I was handed a list with the hospitals and health centers participating in the clinical research. I was given the contact information of the physicians who received fat paychecks to work with us. What was expected from me in those early days of my new career was to inspect the study documentation. The overly swamped doctors sent their assistants, who were even busier. So after a brief handshake, they slammed thick folders down on my desk, with forms signed by the volunteers participating in the clinical trial, and disappeared. I retired into some empty office and compared the data. Had the patients filled out the questionnaire properly? Did their symptoms match? Were they the right age? Were the drugs taken as prescribed? Were there any complications after they were taken? All I needed to do was compare data. Data, data, data. . endless strings of data.
*
On one of the cross streets, just before the exit sign for Ramona, I see something picturesque. It’s a dirt road lined with more than fifty mailboxes; they’re attached to wooden posts and stuck in sand-filled paint, cat food, detergent, fertilizer, and other such tin or plastic containers. Some of these mailboxes are old and rusty, some brand new, others painted over, some crooked and with holes in them. Every one is different from the next one. And, where the dirt lane meets Main Street, there is a large empty space that recent rain has turned into a muddy puddle. The street sign reads HOPE. I take a few quick, wide shots of this crossroads. Then I go over to the mailboxes and shoot vertically and horizontally, getting the name of the street in the picture. Now I squat down and carefully compose the shot. I focus on one with a weathered American flag on it (Mr. and Mrs. Miller), which is next to the Hansens (orange hippie sign). I open the aperture, to get the shallow depth of field I need, and I click the shutter. Now, again, the same shot, but only this time, I close down three stops to include HOPE reflecting in the puddle. One, two, three, four clicks. Great. And then, just when I think I’m done, I hear the sound of an approaching vehicle behind me.
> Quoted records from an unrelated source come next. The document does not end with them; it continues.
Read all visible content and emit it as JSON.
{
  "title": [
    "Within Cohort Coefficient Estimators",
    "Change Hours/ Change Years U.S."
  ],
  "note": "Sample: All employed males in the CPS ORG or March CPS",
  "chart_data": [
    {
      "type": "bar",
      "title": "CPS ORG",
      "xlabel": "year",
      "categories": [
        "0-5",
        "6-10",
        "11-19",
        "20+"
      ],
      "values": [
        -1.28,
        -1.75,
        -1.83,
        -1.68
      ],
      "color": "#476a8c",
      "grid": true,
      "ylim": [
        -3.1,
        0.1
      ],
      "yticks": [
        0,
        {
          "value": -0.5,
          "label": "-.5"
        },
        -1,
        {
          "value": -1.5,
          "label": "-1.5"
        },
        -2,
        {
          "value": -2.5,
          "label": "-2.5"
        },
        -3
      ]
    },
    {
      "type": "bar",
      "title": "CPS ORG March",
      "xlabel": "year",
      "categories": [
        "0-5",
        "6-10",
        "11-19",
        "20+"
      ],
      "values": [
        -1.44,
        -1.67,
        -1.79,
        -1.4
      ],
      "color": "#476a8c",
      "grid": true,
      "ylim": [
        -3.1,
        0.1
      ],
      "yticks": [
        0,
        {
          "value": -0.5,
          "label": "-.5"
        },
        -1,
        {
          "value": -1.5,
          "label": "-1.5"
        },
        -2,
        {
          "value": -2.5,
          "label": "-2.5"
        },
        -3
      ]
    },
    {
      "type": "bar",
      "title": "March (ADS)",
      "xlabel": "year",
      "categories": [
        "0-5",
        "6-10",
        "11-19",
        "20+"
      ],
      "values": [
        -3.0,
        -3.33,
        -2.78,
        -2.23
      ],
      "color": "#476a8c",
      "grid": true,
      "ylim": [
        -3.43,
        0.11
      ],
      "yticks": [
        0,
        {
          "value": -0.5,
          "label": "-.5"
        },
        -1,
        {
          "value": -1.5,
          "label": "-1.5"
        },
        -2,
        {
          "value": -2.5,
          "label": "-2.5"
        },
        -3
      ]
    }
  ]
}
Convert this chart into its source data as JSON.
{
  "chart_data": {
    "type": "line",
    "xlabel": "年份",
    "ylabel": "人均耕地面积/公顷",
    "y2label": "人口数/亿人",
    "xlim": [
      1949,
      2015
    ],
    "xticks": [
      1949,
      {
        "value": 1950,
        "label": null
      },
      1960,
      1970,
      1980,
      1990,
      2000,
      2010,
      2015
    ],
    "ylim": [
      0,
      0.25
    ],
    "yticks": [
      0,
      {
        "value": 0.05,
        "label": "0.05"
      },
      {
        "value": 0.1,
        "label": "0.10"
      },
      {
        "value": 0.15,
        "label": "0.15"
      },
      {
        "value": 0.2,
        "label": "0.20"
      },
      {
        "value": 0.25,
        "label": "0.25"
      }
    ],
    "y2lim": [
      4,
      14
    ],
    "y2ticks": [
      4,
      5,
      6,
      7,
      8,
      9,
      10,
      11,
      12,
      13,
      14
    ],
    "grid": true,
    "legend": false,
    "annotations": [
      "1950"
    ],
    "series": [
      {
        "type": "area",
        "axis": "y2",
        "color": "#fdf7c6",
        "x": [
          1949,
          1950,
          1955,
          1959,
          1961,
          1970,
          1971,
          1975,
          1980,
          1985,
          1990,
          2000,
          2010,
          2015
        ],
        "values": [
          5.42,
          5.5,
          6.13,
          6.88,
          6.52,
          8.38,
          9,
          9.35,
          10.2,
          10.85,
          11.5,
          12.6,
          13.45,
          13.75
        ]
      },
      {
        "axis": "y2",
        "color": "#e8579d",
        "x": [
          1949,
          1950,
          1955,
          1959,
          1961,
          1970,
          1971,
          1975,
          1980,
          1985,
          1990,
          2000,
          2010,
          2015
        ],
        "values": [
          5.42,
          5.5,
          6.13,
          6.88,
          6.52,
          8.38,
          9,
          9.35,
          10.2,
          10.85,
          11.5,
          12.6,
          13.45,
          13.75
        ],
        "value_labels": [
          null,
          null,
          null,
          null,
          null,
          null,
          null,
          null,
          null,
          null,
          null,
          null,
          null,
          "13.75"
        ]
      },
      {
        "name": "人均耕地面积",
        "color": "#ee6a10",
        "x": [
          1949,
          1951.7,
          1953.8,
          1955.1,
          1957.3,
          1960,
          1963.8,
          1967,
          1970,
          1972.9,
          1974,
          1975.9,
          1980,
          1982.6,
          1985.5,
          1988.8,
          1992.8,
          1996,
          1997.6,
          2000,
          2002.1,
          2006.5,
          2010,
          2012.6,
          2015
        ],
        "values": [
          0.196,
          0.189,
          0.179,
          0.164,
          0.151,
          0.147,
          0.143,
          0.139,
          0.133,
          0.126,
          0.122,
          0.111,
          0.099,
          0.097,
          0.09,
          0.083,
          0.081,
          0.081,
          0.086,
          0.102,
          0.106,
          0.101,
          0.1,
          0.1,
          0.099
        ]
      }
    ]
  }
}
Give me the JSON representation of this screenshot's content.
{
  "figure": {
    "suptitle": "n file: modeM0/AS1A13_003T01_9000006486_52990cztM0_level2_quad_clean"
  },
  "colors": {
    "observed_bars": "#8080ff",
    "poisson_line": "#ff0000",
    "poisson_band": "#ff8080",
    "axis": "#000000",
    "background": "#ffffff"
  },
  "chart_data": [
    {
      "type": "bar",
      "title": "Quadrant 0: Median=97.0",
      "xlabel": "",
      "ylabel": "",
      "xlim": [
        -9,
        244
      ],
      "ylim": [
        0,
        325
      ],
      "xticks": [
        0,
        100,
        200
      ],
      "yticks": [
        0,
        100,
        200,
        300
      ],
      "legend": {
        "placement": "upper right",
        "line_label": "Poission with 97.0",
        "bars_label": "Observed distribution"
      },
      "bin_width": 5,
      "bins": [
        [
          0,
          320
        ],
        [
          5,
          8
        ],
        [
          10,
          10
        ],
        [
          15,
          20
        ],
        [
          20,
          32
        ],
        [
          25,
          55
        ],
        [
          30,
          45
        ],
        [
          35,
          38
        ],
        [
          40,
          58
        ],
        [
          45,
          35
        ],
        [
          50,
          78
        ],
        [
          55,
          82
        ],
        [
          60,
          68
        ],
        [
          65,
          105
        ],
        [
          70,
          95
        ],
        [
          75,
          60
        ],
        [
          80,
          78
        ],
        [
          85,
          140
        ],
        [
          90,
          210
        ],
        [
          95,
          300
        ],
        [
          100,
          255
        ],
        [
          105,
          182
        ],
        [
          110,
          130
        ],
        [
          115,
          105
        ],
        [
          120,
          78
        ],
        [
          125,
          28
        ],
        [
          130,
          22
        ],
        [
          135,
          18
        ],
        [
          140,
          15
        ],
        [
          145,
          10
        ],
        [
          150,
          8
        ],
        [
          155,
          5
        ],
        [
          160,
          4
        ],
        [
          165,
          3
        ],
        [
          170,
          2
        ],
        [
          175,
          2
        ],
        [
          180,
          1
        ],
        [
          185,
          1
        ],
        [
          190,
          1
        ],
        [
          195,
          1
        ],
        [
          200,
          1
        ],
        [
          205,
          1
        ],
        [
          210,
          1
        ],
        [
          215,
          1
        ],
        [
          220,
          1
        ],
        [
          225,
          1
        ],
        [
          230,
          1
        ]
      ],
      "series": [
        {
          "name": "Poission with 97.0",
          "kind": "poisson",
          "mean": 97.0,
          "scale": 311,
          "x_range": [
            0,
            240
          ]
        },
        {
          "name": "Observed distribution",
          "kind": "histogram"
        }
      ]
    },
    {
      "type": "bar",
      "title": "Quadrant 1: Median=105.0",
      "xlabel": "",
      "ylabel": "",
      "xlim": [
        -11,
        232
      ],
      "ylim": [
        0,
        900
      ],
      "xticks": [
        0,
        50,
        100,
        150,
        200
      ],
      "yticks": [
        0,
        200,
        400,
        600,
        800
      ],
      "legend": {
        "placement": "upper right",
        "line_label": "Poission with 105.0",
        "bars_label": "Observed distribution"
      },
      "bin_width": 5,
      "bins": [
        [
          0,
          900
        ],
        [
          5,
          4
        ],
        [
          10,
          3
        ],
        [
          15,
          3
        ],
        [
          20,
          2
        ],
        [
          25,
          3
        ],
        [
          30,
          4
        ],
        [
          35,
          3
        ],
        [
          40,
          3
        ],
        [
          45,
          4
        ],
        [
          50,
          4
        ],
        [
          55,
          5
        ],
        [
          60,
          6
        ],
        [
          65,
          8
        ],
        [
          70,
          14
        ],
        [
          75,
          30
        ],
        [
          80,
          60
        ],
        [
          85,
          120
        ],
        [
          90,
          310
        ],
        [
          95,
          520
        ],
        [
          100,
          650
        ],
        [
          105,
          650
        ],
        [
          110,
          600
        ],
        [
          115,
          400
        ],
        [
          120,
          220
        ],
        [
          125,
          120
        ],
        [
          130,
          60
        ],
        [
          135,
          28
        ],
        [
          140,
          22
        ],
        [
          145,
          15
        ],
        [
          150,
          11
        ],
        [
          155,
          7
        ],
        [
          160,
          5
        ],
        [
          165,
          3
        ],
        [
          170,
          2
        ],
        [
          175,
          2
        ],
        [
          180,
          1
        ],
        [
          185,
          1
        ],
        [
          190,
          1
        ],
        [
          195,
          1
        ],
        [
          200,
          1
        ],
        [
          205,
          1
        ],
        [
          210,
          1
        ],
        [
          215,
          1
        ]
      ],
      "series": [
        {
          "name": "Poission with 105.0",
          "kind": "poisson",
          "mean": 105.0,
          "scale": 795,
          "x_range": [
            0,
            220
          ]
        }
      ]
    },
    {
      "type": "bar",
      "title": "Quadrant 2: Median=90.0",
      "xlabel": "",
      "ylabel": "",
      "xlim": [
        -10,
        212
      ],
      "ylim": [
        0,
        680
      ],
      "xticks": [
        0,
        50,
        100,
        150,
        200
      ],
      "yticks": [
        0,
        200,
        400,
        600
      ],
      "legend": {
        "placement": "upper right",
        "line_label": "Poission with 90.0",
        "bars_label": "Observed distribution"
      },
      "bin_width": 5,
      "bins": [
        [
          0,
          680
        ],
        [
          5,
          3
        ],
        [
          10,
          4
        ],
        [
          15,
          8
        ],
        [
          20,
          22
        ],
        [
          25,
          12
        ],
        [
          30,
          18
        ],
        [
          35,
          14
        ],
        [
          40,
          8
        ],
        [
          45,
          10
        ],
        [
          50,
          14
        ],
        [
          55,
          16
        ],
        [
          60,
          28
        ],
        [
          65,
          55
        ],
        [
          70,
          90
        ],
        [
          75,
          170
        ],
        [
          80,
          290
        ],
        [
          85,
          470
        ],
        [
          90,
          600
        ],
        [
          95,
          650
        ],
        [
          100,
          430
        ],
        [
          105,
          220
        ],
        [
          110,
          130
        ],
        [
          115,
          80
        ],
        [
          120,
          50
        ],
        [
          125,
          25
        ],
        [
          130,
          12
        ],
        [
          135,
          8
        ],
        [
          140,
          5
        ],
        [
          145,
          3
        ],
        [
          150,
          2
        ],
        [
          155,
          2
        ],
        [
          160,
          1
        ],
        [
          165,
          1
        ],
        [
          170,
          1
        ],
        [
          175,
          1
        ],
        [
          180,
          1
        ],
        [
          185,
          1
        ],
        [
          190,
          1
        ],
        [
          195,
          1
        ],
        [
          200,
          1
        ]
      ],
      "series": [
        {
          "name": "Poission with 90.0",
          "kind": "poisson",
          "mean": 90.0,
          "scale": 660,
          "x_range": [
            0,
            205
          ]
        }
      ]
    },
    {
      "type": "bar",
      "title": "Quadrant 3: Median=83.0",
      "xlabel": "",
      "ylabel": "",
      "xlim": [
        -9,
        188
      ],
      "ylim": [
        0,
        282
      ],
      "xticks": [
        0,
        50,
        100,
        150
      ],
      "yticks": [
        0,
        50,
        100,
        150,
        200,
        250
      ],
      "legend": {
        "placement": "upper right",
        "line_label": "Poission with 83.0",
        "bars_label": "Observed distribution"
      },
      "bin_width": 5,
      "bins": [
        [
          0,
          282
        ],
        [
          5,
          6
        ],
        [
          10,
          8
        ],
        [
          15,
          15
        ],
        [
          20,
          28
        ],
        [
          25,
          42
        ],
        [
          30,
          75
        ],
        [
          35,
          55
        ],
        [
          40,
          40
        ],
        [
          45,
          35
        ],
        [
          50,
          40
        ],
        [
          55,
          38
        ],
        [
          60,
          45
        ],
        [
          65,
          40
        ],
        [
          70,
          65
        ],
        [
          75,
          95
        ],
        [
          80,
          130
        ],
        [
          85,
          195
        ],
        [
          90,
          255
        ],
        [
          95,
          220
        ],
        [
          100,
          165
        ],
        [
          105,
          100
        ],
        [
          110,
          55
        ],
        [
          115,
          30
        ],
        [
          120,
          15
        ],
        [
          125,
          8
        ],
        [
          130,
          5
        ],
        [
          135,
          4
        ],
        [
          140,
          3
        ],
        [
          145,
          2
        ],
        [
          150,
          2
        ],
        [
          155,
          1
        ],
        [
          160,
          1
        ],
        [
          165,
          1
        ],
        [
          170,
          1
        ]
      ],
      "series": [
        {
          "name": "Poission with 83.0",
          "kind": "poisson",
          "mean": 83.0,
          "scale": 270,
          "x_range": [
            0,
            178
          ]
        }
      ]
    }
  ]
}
A white pickup truck splattered with mud enters my frame, goes through the puddle, exits and stops abruptly in a cloud of dust by the mailboxes. A white cowboy hat emerges from the window and an arm wrapped in bandages like a wounded soldier’s head reaches out to open a mailbox. Now I realize how much was actually missing in my shot. This is it. The mud-splattered truck bed, the cloud of dust, the red stop lights, the cowboy hat, the American flag, the street named “Hope,” the mailboxes, the intersection, and the hand grabbing the fat pile of mail puts all of this together. I squat a little more, looking for a lower angle and just then the cowboy hat pokes out of the cab, turns my way, and shoots me a disapproving look. O-o-o-o-p-s. I get it. I’ve got no business here, holding a camera, crouching by a puddle. I bend over and pretend I’m tying my shoes. Brilliant. The cowboy hat slowly retracts; only the elbow remains sticking out. The pickup truck pulls away.